Last week the Air Force inadvertently tried to add their own kind of fireworks to the holiday festivities. Apparently, an A-10C Thunderbolt II out of Moody Air Force Base in Georgia dropped three 25-pound nonexplosive training bombs after an unlucky encounter with a bird.
Fortunately, the rounds fell harmlessly just outside of Suwannee Springs in Northern Florida. Thus far the Air Force has failed to locate the shells. Fortunately, the jet wasn’t carrying its wartime payload of 500-pound M1a-82 bombs. The dummy rounds do carry a small pyrotechnic charge and could pose a slight danger to anyone who might try to handle them.
Although this encounter had a minimal impact on the plane, its passengers and its surroundings, bird strikes are no joke in the aerospace industry.
They first gained notoriety after an incident that became known as “The Miracle on the Hudson”, when Captain Chesley Sullenberger had to land his Airbus A320 on New York’s Hudson River after one of the engines was damaged by a flock of Canadian geese.

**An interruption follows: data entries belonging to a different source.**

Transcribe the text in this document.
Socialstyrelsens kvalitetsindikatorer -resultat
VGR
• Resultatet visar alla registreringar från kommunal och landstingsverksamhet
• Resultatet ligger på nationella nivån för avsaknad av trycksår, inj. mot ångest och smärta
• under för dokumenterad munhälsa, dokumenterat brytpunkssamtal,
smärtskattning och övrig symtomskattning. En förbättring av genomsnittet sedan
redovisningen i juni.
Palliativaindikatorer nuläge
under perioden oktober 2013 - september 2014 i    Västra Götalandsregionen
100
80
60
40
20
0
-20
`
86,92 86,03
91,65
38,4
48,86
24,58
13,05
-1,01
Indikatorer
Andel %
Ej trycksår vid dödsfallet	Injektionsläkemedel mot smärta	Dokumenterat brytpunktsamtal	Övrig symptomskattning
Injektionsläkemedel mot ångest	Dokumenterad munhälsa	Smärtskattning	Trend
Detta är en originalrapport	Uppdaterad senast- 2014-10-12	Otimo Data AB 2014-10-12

According to a recent report on Business Insider, the Air Force has encountered more than 105,000 bird strikes since 1995. The 28th Bomb Wing Public Affairs office also attributes the deaths of nearly 40 airmen to bird strikes since 1985.
These encounters with our winged friends have also generated more than $800 million in damages to jets and transport planes. The most recent being an F-35 stealth fighter that needed $2 million in repairs after encountering a bird during takeoff.